The current bond selloff's real litmus test will be whether US equities can withstand the weakness in the Treasury market, Ian Lyngen, head of US rates strategy at BMO Capital Markets, said. He added that if the 30-year yield reaches 5.25% in the coming weeks, stock valuations will continue to retreat.
By sector, health care and energy rose more than 1%, while materials dropped more than 2%. Industrials, financials, consumer discretionary and communication services also fell more than 1%.
The Philadelphia Semiconductor Index, which includes AI and chip-related stocks, ended little changed. Nvidia, TSMC, Broadcom and AMD fell, while Micron Technology and Intel each gained more than 2%. Arm rose more than 3%.
Home Depot added nearly 1% after strong first-quarter results.

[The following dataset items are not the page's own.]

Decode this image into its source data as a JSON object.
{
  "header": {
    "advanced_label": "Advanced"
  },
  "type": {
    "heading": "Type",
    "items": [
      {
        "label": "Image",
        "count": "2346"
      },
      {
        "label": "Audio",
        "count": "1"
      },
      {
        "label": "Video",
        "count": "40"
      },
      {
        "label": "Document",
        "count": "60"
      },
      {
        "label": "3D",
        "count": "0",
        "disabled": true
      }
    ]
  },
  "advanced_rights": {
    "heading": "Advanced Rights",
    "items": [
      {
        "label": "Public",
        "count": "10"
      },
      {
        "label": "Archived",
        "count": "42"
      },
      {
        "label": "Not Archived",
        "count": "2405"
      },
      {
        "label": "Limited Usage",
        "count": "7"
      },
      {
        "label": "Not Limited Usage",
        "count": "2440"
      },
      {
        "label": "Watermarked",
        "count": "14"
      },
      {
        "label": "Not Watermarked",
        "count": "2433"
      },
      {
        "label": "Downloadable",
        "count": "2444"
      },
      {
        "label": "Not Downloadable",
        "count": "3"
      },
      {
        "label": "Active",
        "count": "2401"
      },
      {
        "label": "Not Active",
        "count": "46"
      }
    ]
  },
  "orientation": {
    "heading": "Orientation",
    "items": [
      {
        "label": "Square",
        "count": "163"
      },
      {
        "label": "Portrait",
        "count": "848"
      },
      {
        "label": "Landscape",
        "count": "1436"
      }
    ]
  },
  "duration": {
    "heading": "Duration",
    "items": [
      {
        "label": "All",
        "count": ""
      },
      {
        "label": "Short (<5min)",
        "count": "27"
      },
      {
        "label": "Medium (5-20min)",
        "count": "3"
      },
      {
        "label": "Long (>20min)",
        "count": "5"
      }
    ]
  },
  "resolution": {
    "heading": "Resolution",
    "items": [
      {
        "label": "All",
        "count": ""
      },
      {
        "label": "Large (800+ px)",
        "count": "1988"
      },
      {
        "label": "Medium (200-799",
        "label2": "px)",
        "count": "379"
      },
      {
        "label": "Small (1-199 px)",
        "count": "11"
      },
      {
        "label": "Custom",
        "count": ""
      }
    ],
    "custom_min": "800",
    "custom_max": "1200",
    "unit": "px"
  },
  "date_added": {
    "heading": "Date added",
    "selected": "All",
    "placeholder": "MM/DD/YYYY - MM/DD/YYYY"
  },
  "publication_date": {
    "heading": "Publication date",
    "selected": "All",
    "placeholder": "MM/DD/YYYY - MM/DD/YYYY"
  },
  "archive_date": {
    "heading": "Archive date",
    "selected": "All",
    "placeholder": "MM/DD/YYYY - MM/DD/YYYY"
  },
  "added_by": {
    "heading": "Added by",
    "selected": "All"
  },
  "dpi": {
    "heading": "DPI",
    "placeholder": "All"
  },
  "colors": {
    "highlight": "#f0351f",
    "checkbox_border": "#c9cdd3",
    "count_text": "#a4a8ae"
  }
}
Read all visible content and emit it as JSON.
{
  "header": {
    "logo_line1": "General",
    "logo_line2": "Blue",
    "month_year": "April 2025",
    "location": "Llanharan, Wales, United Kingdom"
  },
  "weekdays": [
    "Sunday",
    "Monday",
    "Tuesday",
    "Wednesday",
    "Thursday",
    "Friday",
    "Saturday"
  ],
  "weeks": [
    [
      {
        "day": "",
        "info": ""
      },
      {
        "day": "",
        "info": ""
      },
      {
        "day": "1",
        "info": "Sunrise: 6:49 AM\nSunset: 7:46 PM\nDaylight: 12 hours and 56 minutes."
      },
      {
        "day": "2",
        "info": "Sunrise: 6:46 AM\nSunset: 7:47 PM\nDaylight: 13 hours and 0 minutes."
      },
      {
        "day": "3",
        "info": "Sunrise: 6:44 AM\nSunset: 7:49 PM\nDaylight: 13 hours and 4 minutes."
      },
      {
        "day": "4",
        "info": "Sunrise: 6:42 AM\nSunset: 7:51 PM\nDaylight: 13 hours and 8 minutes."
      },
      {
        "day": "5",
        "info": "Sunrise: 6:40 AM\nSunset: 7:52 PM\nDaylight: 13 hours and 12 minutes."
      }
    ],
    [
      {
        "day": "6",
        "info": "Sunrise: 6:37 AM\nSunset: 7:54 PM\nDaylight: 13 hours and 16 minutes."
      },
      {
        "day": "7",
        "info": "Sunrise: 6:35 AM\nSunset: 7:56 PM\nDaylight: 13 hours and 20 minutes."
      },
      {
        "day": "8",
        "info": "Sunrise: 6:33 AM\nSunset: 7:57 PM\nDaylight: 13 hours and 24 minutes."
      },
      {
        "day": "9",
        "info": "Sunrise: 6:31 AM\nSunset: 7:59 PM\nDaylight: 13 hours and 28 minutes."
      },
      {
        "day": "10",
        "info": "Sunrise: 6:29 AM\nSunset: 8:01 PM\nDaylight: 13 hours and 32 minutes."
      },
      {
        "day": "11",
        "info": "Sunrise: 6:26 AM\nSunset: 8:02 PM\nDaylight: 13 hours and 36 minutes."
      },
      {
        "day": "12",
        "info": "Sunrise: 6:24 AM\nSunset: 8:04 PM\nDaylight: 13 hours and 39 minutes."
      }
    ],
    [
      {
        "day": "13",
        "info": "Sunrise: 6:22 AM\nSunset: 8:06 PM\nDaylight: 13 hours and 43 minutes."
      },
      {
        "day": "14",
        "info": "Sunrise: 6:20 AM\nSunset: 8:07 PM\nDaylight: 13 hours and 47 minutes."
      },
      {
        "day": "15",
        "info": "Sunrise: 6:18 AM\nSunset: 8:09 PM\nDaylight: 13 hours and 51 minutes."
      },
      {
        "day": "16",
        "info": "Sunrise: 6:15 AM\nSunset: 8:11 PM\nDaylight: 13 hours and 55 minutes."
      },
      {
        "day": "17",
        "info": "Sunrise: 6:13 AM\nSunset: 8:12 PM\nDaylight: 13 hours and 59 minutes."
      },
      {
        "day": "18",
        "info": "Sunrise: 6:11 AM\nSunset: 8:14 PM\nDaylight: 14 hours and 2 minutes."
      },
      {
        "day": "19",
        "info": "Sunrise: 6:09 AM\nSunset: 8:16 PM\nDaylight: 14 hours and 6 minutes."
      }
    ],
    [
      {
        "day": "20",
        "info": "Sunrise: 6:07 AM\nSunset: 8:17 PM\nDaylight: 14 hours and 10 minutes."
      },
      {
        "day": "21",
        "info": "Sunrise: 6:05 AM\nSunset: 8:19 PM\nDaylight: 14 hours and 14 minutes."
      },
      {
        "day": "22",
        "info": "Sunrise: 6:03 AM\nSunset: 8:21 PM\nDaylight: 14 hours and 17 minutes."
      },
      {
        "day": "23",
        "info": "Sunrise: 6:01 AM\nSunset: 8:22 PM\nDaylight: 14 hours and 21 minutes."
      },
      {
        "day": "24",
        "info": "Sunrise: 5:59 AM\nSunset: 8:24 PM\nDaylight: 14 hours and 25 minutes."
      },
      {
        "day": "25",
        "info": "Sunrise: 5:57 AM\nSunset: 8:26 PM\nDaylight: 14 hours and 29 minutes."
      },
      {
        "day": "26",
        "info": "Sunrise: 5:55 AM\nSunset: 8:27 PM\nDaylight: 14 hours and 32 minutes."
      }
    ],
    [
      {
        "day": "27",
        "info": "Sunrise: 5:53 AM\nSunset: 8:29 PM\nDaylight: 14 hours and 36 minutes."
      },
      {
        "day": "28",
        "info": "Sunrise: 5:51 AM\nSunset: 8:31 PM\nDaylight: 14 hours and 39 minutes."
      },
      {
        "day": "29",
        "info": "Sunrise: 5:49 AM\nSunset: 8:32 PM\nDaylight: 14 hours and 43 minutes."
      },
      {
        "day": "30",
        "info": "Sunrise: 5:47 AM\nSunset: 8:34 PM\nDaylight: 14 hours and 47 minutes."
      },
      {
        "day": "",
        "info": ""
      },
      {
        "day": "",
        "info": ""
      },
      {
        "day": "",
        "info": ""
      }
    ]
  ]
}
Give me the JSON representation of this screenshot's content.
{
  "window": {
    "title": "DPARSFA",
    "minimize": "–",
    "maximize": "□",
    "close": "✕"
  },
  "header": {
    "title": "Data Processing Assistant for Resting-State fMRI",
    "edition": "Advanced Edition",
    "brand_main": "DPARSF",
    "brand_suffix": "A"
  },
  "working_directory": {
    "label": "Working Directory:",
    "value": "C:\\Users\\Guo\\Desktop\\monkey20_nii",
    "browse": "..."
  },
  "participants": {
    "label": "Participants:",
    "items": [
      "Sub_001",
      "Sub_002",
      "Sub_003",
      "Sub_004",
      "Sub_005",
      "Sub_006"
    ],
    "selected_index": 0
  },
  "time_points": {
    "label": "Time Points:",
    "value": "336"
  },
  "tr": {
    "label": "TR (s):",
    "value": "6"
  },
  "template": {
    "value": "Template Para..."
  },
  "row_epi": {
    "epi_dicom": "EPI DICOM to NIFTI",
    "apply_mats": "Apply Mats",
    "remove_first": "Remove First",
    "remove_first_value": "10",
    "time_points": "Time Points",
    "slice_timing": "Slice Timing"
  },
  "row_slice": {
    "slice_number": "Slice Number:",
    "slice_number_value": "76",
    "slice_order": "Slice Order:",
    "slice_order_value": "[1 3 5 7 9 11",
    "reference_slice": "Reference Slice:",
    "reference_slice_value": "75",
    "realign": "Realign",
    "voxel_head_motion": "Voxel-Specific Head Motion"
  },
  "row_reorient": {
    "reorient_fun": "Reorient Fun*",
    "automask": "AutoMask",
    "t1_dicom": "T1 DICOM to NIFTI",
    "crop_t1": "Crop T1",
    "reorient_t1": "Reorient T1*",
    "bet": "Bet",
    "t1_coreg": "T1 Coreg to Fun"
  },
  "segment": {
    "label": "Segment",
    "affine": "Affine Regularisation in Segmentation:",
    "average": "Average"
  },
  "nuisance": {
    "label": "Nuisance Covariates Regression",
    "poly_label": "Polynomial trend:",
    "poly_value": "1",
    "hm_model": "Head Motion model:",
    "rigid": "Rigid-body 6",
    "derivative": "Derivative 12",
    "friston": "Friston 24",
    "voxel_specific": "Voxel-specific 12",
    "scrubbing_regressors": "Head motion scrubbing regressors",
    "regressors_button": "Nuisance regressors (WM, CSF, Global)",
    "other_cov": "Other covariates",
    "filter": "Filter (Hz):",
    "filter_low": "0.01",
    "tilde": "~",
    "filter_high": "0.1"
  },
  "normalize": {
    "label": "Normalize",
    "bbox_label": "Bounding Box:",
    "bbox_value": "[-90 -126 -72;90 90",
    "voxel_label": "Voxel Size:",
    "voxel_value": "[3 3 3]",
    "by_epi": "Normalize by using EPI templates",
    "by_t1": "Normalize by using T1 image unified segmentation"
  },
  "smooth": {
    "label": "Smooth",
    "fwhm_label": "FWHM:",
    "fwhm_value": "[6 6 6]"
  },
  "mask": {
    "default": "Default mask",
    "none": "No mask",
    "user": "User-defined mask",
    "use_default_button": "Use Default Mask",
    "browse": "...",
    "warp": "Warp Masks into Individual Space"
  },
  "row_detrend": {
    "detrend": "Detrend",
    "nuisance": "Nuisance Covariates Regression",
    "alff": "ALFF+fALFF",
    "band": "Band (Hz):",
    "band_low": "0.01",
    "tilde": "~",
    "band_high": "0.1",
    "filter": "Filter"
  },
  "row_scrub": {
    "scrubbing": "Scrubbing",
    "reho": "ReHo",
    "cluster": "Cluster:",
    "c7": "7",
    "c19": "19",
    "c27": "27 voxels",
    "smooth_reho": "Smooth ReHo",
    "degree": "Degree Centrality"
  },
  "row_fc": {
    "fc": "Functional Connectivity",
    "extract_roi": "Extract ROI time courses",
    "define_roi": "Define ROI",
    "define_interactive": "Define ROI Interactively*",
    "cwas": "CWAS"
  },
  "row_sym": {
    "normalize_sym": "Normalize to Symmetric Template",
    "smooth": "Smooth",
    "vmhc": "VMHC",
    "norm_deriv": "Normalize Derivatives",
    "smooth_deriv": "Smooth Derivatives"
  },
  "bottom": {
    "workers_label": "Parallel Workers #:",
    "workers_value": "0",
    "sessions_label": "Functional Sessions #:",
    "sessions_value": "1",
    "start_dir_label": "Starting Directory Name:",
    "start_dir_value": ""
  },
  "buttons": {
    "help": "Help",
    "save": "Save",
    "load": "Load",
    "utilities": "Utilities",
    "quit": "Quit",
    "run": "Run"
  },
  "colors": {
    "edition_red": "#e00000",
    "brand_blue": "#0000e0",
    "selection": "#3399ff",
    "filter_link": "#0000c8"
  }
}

Defensive names such as Walmart and Verizon also advanced, and Eli Lilly climbed more than 3%.
By contrast, all megacap technology companies with market values above $1 trillion fell except Apple, which was little changed.
According to CME Group's FedWatch tool, fed funds futures reflected a 41.1% chance that the benchmark rate will be raised by 0.25 percentage point by the end of December this year. The odds of a 0.5 percentage-point increase also rose to 14.9% from 11.3% a day earlier. The probability of a rate hike this year has now moved above the 40.3% chance that rates will remain unchanged.
The Cboe Volatility Index, or VIX, rose 0.24 point, or 1.35%, to 18.06.